Notre système politique repose sur la confiance, surtout quand il s'agit de sécurité publique. Le lien de confiance vient de prendre une bonne volée de plomb dans l'aile.
Bien sûr, le ministre Dupuis n'était pas au courant. Bien sûr, il n'aurait jamais autorisé un tel contrat s'il avait su à qui on le donnait. Justement, voilà le problème: le contrat a bel et bien été donné à cette entreprise. Ultimement, le responsable, c'est le ministre. C'est ainsi que nos gouvernements fonctionnent. Cela, encore une fois, se résume en un mot: responsabilisation.
Avant que cela ne dégénère, Jean Charest devrait aussi rapidement ordonner à tous les ministères de revoir leurs contrats pour s'assurer que le crime organisé ne s'est pas infiltré ailleurs.
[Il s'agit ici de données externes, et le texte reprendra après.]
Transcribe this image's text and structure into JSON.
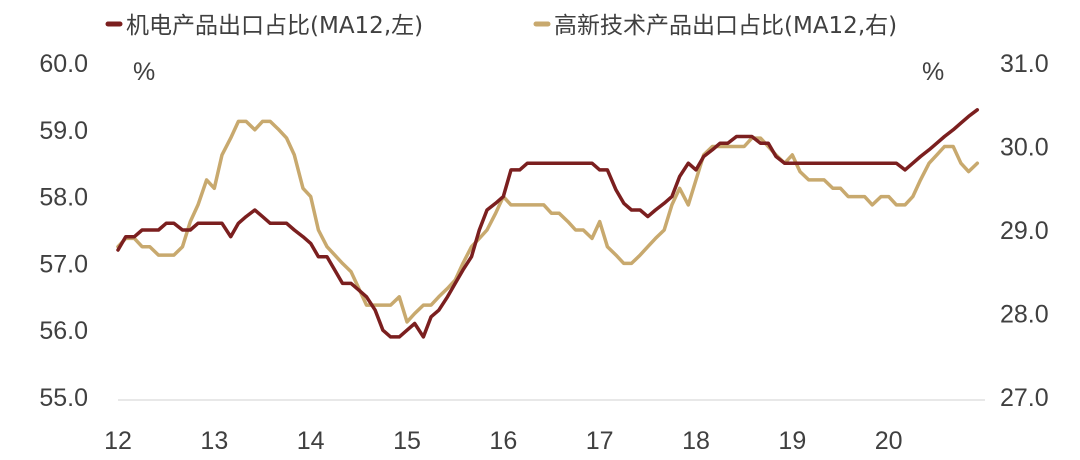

Sait-on jamais, les motards, apparemment, ont beaucoup diversifié leurs activités ces dernières années. Et ils sont plutôt doués pour les affaires. Rappelons, par exemple, qu'une firme d'entretien ménager liée aux Hells a déjà obtenu un contrat pour... l'escouade Carcajou.
M. Charest vit une embellie inespérée dans les sondages, mais il devrait se méfier. La nature a horreur du vide et comme son gouvernement n'a pas mis grand-chose sur la table pour cette fin de session parlementaire, l'opposition risque de se déchaîner sur cette histoire de contrat. Avec raison, d'ailleurs.
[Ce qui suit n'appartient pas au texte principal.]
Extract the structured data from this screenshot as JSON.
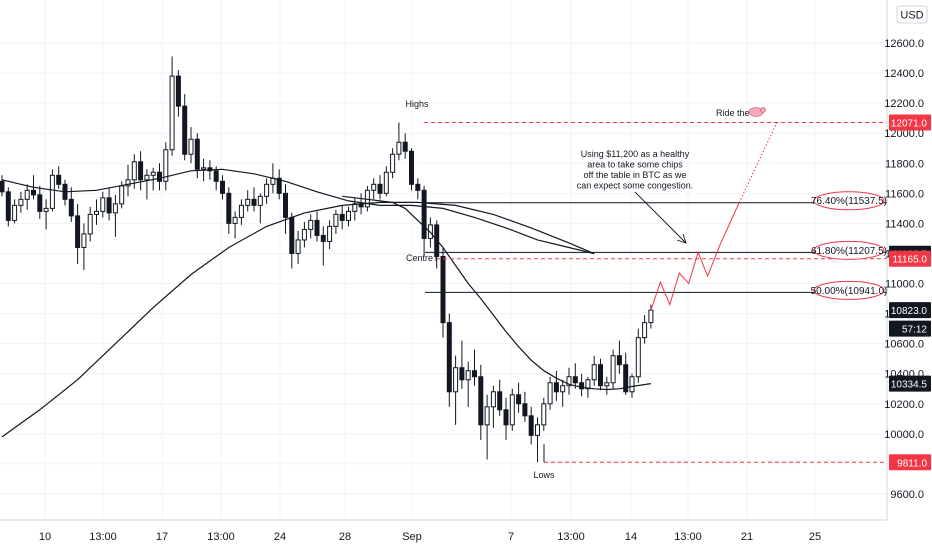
{
  "chart_data": {
    "type": "candlestick",
    "currency_button": "USD",
    "ylim": [
      9350,
      12800
    ],
    "y_ticks": [
      "12600.0",
      "12400.0",
      "12200.0",
      "12000.0",
      "11800.0",
      "11600.0",
      "11400.0",
      "11200.0",
      "11000.0",
      "10800.0",
      "10600.0",
      "10400.0",
      "10200.0",
      "10000.0",
      "9800.0",
      "9600.0"
    ],
    "x_ticks": [
      "10",
      "13:00",
      "17",
      "13:00",
      "24",
      "28",
      "Sep",
      "7",
      "13:00",
      "14",
      "13:00",
      "21",
      "25"
    ],
    "candles": [
      [
        11680,
        11720,
        11580,
        11610
      ],
      [
        11610,
        11640,
        11380,
        11420
      ],
      [
        11420,
        11560,
        11400,
        11520
      ],
      [
        11520,
        11610,
        11470,
        11560
      ],
      [
        11560,
        11660,
        11490,
        11620
      ],
      [
        11620,
        11720,
        11560,
        11590
      ],
      [
        11590,
        11650,
        11430,
        11480
      ],
      [
        11480,
        11560,
        11360,
        11500
      ],
      [
        11500,
        11760,
        11480,
        11720
      ],
      [
        11720,
        11780,
        11630,
        11660
      ],
      [
        11660,
        11690,
        11520,
        11560
      ],
      [
        11560,
        11640,
        11410,
        11450
      ],
      [
        11450,
        11530,
        11130,
        11240
      ],
      [
        11240,
        11400,
        11090,
        11330
      ],
      [
        11330,
        11510,
        11280,
        11460
      ],
      [
        11460,
        11560,
        11390,
        11480
      ],
      [
        11480,
        11610,
        11440,
        11570
      ],
      [
        11570,
        11640,
        11420,
        11470
      ],
      [
        11470,
        11590,
        11310,
        11530
      ],
      [
        11530,
        11680,
        11500,
        11650
      ],
      [
        11650,
        11790,
        11580,
        11690
      ],
      [
        11690,
        11860,
        11630,
        11810
      ],
      [
        11810,
        11880,
        11620,
        11690
      ],
      [
        11690,
        11760,
        11560,
        11720
      ],
      [
        11720,
        11770,
        11620,
        11740
      ],
      [
        11740,
        11800,
        11620,
        11680
      ],
      [
        11680,
        11940,
        11620,
        11890
      ],
      [
        11890,
        12510,
        11850,
        12380
      ],
      [
        12380,
        12420,
        12110,
        12180
      ],
      [
        12180,
        12260,
        11820,
        11860
      ],
      [
        11860,
        12040,
        11800,
        11960
      ],
      [
        11960,
        12000,
        11700,
        11760
      ],
      [
        11760,
        11830,
        11680,
        11770
      ],
      [
        11770,
        11820,
        11690,
        11750
      ],
      [
        11750,
        11780,
        11620,
        11680
      ],
      [
        11680,
        11720,
        11560,
        11600
      ],
      [
        11600,
        11640,
        11330,
        11400
      ],
      [
        11400,
        11480,
        11300,
        11440
      ],
      [
        11440,
        11560,
        11390,
        11520
      ],
      [
        11520,
        11620,
        11480,
        11560
      ],
      [
        11560,
        11640,
        11480,
        11520
      ],
      [
        11520,
        11600,
        11400,
        11580
      ],
      [
        11580,
        11700,
        11530,
        11660
      ],
      [
        11660,
        11800,
        11600,
        11700
      ],
      [
        11700,
        11760,
        11560,
        11600
      ],
      [
        11600,
        11660,
        11330,
        11440
      ],
      [
        11440,
        11470,
        11100,
        11200
      ],
      [
        11200,
        11350,
        11130,
        11290
      ],
      [
        11290,
        11410,
        11240,
        11360
      ],
      [
        11360,
        11460,
        11300,
        11420
      ],
      [
        11420,
        11480,
        11280,
        11320
      ],
      [
        11320,
        11380,
        11120,
        11280
      ],
      [
        11280,
        11420,
        11230,
        11380
      ],
      [
        11380,
        11490,
        11330,
        11460
      ],
      [
        11460,
        11520,
        11360,
        11420
      ],
      [
        11420,
        11510,
        11380,
        11480
      ],
      [
        11480,
        11570,
        11420,
        11530
      ],
      [
        11530,
        11600,
        11460,
        11510
      ],
      [
        11510,
        11650,
        11480,
        11620
      ],
      [
        11620,
        11700,
        11560,
        11660
      ],
      [
        11660,
        11720,
        11560,
        11600
      ],
      [
        11600,
        11780,
        11580,
        11740
      ],
      [
        11740,
        11900,
        11700,
        11860
      ],
      [
        11860,
        12071,
        11820,
        11940
      ],
      [
        11940,
        12000,
        11830,
        11880
      ],
      [
        11880,
        11900,
        11620,
        11660
      ],
      [
        11660,
        11700,
        11560,
        11620
      ],
      [
        11620,
        11650,
        11180,
        11300
      ],
      [
        11300,
        11440,
        11240,
        11390
      ],
      [
        11390,
        11420,
        11100,
        11180
      ],
      [
        11180,
        11240,
        10640,
        10740
      ],
      [
        10740,
        10800,
        10180,
        10280
      ],
      [
        10280,
        10520,
        10060,
        10440
      ],
      [
        10440,
        10620,
        10300,
        10360
      ],
      [
        10360,
        10480,
        10180,
        10420
      ],
      [
        10420,
        10560,
        10320,
        10380
      ],
      [
        10380,
        10460,
        9960,
        10060
      ],
      [
        10060,
        10260,
        9830,
        10180
      ],
      [
        10180,
        10320,
        10040,
        10280
      ],
      [
        10280,
        10360,
        10120,
        10160
      ],
      [
        10160,
        10240,
        9960,
        10060
      ],
      [
        10060,
        10300,
        10020,
        10260
      ],
      [
        10260,
        10340,
        10140,
        10200
      ],
      [
        10200,
        10280,
        10080,
        10120
      ],
      [
        10120,
        10180,
        9930,
        9990
      ],
      [
        9990,
        10110,
        9811,
        10060
      ],
      [
        10060,
        10240,
        10020,
        10200
      ],
      [
        10200,
        10380,
        10160,
        10340
      ],
      [
        10340,
        10420,
        10220,
        10280
      ],
      [
        10280,
        10360,
        10180,
        10320
      ],
      [
        10320,
        10440,
        10260,
        10380
      ],
      [
        10380,
        10470,
        10300,
        10340
      ],
      [
        10340,
        10400,
        10250,
        10300
      ],
      [
        10300,
        10380,
        10240,
        10360
      ],
      [
        10360,
        10520,
        10320,
        10460
      ],
      [
        10460,
        10500,
        10290,
        10320
      ],
      [
        10320,
        10380,
        10260,
        10340
      ],
      [
        10340,
        10560,
        10300,
        10520
      ],
      [
        10520,
        10620,
        10400,
        10460
      ],
      [
        10460,
        10540,
        10260,
        10280
      ],
      [
        10280,
        10400,
        10240,
        10380
      ],
      [
        10380,
        10700,
        10340,
        10640
      ],
      [
        10640,
        10790,
        10600,
        10740
      ],
      [
        10740,
        10860,
        10700,
        10823
      ]
    ],
    "ma_short": [
      [
        54,
        11580
      ],
      [
        58,
        11560
      ],
      [
        62,
        11540
      ],
      [
        64,
        11500
      ],
      [
        66,
        11420
      ],
      [
        68,
        11340
      ],
      [
        70,
        11240
      ],
      [
        72,
        11120
      ],
      [
        74,
        11000
      ],
      [
        76,
        10900
      ],
      [
        78,
        10790
      ],
      [
        80,
        10680
      ],
      [
        82,
        10580
      ],
      [
        84,
        10490
      ],
      [
        86,
        10420
      ],
      [
        88,
        10370
      ],
      [
        90,
        10330
      ],
      [
        92,
        10310
      ],
      [
        94,
        10300
      ],
      [
        96,
        10295
      ],
      [
        98,
        10300
      ],
      [
        100,
        10315
      ],
      [
        103,
        10334.5
      ]
    ],
    "ma_mid": [
      [
        0,
        11690
      ],
      [
        5,
        11640
      ],
      [
        10,
        11610
      ],
      [
        15,
        11620
      ],
      [
        20,
        11660
      ],
      [
        25,
        11700
      ],
      [
        30,
        11750
      ],
      [
        35,
        11760
      ],
      [
        40,
        11730
      ],
      [
        45,
        11680
      ],
      [
        50,
        11610
      ],
      [
        55,
        11550
      ],
      [
        60,
        11520
      ],
      [
        65,
        11520
      ],
      [
        70,
        11500
      ],
      [
        75,
        11440
      ],
      [
        80,
        11370
      ],
      [
        85,
        11290
      ],
      [
        90,
        11240
      ],
      [
        94,
        11198.5
      ]
    ],
    "ma_long": [
      [
        0,
        9980
      ],
      [
        6,
        10160
      ],
      [
        12,
        10360
      ],
      [
        18,
        10600
      ],
      [
        24,
        10840
      ],
      [
        30,
        11060
      ],
      [
        36,
        11240
      ],
      [
        42,
        11380
      ],
      [
        48,
        11470
      ],
      [
        54,
        11520
      ],
      [
        60,
        11540
      ],
      [
        66,
        11540
      ],
      [
        72,
        11520
      ],
      [
        78,
        11460
      ],
      [
        84,
        11370
      ],
      [
        90,
        11270
      ],
      [
        94,
        11198.5
      ]
    ],
    "levels": {
      "highs_price": 12071.0,
      "lows_price": 9811.0,
      "centre_price": 11165.0,
      "fib_76": 11537.5,
      "fib_61": 11207.5,
      "fib_50": 10941.0
    },
    "projection": [
      [
        103,
        10823
      ],
      [
        104.5,
        11010
      ],
      [
        106,
        10860
      ],
      [
        107.5,
        11070
      ],
      [
        109,
        11000
      ],
      [
        110.5,
        11207.5
      ],
      [
        112,
        11050
      ],
      [
        114,
        11260
      ],
      [
        117,
        11537.5
      ]
    ],
    "projection_dotted": [
      [
        117,
        11537.5
      ],
      [
        123,
        12071
      ]
    ],
    "badges": [
      {
        "text": "12071.0",
        "price": 12071.0,
        "color": "#f23645"
      },
      {
        "text": "11198.5",
        "price": 11198.5,
        "color": "#131722"
      },
      {
        "text": "11165.0",
        "price": 11165.0,
        "color": "#f23645"
      },
      {
        "text": "10823.0",
        "price": 10823.0,
        "color": "#131722"
      },
      {
        "text": "57:12",
        "price": 10700.0,
        "color": "#131722"
      },
      {
        "text": "10334.5",
        "price": 10334.5,
        "color": "#131722"
      },
      {
        "text": "9811.0",
        "price": 9811.0,
        "color": "#f23645"
      }
    ],
    "fib_labels": [
      {
        "text": "76.40%(11537.5)",
        "price": 11537.5
      },
      {
        "text": "61.80%(11207.5)",
        "price": 11207.5
      },
      {
        "text": "50.00%(10941.0)",
        "price": 10941.0
      }
    ],
    "annotations": {
      "highs": "Highs",
      "lows": "Lows",
      "centre": "Centre",
      "ride": "Ride the",
      "note": [
        "Using $11,200 as a healthy",
        "area to take some chips",
        "off the table in BTC as we",
        "can expect some congestion."
      ]
    },
    "colors": {
      "candle": "#131722",
      "red": "#f23645",
      "grid": "#f0f3fa",
      "axis": "#d1d4dc"
    }
  }
}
Depuis quelques jours, dans la foulée de l'affaire Couillard-Bernier, des lecteurs déversent dans ma boîte de courriels leurs frustrations à l'endroit des gouvernements. Ils en ont contre leur nonchalance, contre leur manque de transparence. Contre leurs mensonges aussi.
On ne peut pas les blâmer. La réalité, en effet, dépasse la fiction ces jours-ci. On accuse souvent les médias d'en beurrer trop épais, et il est vrai que nous ne faisons pas tous toujours preuve d'une judicieuse retenue, mais en ce moment, nous n'avons rien à ajouter. Les politiciens font très bien ça tout seuls.
Quand on parle de liens entre le crime organisé et l'État, on étire dangereusement le seuil de tolérance de citoyens déjà cyniques ou désabusés.
On étire aussi la patience des électeurs quand on pervertit les institutions parlementaires en mascarades partisanes. C'est pourtant ce que proposent, encore une fois, le Bloc et les libéraux, en insistant pour qu'un comité parlementaire convoque Maxime Bernier et son ex, Julie Couillard.
De grâce, épargnez-nous ce cirque! On a eu assez depuis quelques années des Guité, Gagliano, Schreiber, Spector, Mulroney et même le cuisinier de ce dernier pour comprendre que ces comités, dans des circonstances exacerbées par un climat partisan, ne servent à rien, sinon qu'à ridiculiser l'Institution.